L’arrivée des variants dans la région, qui sera possiblement confirmée par le séquençage génétique dans les prochains jours, change le portrait de la situation. La présence de ce virus modifié nécessite une réponse de la population afin d’éviter qu’il se propage, comme c’est le cas en ce moment dans le Bas Saint-Laurent, où la situation épidémiologique est très difficile.

Le directeur de la Santé publique a constaté, au cours des deux dernières semaines, un rehaussement des comportements de la population dans l’application des mesures de distanciation sociale. Après une hausse assez rapide, le Saguenay-Lac-Saint-Jean se maintient sur un plateau de plus ou moins 30 cas par jour.
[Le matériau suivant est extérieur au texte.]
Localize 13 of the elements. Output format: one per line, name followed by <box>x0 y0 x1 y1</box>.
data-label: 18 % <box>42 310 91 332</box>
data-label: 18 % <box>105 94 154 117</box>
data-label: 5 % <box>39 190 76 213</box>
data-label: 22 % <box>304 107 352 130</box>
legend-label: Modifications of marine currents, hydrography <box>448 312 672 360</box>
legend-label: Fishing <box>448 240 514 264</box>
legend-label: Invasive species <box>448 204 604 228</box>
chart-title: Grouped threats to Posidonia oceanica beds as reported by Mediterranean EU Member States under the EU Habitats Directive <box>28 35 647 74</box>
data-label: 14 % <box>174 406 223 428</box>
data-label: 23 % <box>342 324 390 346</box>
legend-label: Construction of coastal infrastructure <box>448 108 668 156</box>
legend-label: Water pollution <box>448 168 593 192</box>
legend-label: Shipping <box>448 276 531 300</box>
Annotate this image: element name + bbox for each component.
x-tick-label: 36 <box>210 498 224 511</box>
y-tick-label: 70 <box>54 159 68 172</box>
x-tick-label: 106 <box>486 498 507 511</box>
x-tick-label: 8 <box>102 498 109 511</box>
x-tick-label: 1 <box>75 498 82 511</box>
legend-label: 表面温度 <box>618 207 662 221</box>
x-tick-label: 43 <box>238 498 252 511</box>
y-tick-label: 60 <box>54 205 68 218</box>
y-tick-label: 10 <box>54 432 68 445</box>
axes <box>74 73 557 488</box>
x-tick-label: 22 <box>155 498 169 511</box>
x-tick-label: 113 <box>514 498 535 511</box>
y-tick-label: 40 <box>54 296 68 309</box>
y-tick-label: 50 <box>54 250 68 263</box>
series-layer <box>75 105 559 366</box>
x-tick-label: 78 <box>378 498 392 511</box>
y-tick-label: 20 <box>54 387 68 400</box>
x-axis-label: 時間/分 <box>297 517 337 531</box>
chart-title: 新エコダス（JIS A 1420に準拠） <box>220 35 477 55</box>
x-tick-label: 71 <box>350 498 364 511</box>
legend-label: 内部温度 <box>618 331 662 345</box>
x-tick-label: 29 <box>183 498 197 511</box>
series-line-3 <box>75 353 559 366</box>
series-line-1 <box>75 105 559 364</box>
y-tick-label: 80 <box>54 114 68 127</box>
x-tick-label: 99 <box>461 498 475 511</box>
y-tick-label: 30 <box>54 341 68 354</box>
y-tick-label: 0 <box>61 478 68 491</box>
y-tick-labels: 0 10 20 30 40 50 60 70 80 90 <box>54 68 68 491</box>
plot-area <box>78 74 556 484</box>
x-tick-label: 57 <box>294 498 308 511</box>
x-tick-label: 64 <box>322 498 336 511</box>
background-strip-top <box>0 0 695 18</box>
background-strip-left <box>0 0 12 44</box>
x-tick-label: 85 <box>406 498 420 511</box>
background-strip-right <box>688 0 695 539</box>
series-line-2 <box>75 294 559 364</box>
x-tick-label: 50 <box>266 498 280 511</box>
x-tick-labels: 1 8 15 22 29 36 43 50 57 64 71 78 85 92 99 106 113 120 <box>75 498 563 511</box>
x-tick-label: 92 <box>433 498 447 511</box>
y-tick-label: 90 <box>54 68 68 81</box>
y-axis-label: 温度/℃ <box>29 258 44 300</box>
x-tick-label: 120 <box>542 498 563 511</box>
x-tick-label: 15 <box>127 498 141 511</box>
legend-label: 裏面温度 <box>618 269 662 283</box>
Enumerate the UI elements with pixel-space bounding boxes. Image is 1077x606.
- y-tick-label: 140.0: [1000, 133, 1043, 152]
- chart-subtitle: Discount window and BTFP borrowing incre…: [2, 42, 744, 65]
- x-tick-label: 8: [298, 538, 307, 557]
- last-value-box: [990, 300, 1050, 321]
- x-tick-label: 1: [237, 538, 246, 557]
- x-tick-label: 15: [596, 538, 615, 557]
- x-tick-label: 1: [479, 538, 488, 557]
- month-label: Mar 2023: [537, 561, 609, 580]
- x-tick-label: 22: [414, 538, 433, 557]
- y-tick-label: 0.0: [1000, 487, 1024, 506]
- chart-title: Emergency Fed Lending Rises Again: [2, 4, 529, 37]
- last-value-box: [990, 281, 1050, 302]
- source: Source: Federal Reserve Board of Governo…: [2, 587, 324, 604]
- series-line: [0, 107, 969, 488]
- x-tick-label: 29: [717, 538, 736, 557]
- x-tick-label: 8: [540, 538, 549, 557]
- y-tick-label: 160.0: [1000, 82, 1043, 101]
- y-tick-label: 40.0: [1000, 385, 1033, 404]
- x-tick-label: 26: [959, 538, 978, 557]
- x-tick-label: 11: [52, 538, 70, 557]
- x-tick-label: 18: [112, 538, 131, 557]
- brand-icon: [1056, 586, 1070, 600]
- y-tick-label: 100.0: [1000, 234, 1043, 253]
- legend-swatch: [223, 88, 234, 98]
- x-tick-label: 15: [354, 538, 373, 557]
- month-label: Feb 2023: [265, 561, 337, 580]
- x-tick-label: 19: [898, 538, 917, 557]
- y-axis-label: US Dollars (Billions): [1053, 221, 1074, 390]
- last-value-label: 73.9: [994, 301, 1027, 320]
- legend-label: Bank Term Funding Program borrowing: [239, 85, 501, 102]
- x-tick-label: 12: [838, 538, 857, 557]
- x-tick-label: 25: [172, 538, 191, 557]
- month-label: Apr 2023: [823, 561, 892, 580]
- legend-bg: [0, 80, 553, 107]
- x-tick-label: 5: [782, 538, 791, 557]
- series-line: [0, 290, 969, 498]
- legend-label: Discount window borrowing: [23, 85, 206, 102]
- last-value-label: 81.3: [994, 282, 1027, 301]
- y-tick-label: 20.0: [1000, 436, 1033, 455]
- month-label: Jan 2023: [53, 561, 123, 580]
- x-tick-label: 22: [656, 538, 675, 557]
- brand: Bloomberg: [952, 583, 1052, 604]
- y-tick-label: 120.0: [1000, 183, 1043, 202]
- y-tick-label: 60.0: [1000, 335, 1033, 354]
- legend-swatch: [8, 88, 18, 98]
« C’est assez rare que ça se maintienne sur un plateau dans cette pandémie. Le nombre de cas monte ou baisse, mais pour le moment c’est assez stable. Les variants arrivent alors que les gens ont rehaussé leurs comportements. Le seul moyen de contrer la troisième vague est entre les mains de la population », insiste Donald Aubin.

Plus jeunes

La situation du réseau hospitalier régional est toujours sécuritaire. En ce moment, six personnes sont traitées dans une unité régulière COVID-19, tandis que quatre autres séjournent aux soins intensifs. La situation est la même que dans les grands centres, où des personnes plus jeunes se retrouvent à l’hôpital. La présence de variants pourrait également avoir un impact à court terme sur les soins de santé, puisque cette mutation rend les personnes plus jeunes plus malades, selon ce qui est constaté ailleurs dans le monde.

La Santé publique a de son côté augmenté les mesures préventives depuis que le nombre de cas s’est mis à progresser dans la région. Elle adopte aussi une approche encore plus intense quand il y a des soupçons sur la présence de variants. Les enquêteurs recommandent ainsi à plus de gens de s’isoler pour limiter le plus rapidement possible la progression de la maladie.

Le Saguenay-Lac-Saint-Jean disposera de 23 000 doses de vaccin dans les prochaines heures. Cet arrivage permettra de faire un bond significatif dans la vaccination puisque, jusqu’à maintenant, la région avait reçu un total de 33 000 doses. Cette hausse dans la vaccination ne doit pas être vue comme un mur à la propagation du virus puisque le taux de couverture vaccinale pour l’ensemble de la population ne sera pas encore assez élevée pour assurer l’immunité collective permettant de freiner la propagation. Le directeur de la Santé publique rappelle que les personnes qui recevront les 23 000 doses seront protégées uniquement dans trois semaines en fonction de la date de vaccination.

La Santé publique devra également se plier à la nouvelle directive de limiter l’utilisation du vaccin AstraZeneca aux personnes de 55 ans et plus uniquement. Donald Aubin indique que quelques personnes de 55 ans et moins ont reçu ce vaccin. Il s’agit d’employés du CIUSSS ou de personnes avec des problèmes de mobilité qui ont été vaccinées par le réseau des services à domicile.

Pour le moment, le CIUSSS n’a relevé aucun problème d’effets secondaires indésirables avec le vaccin AstraZaneca.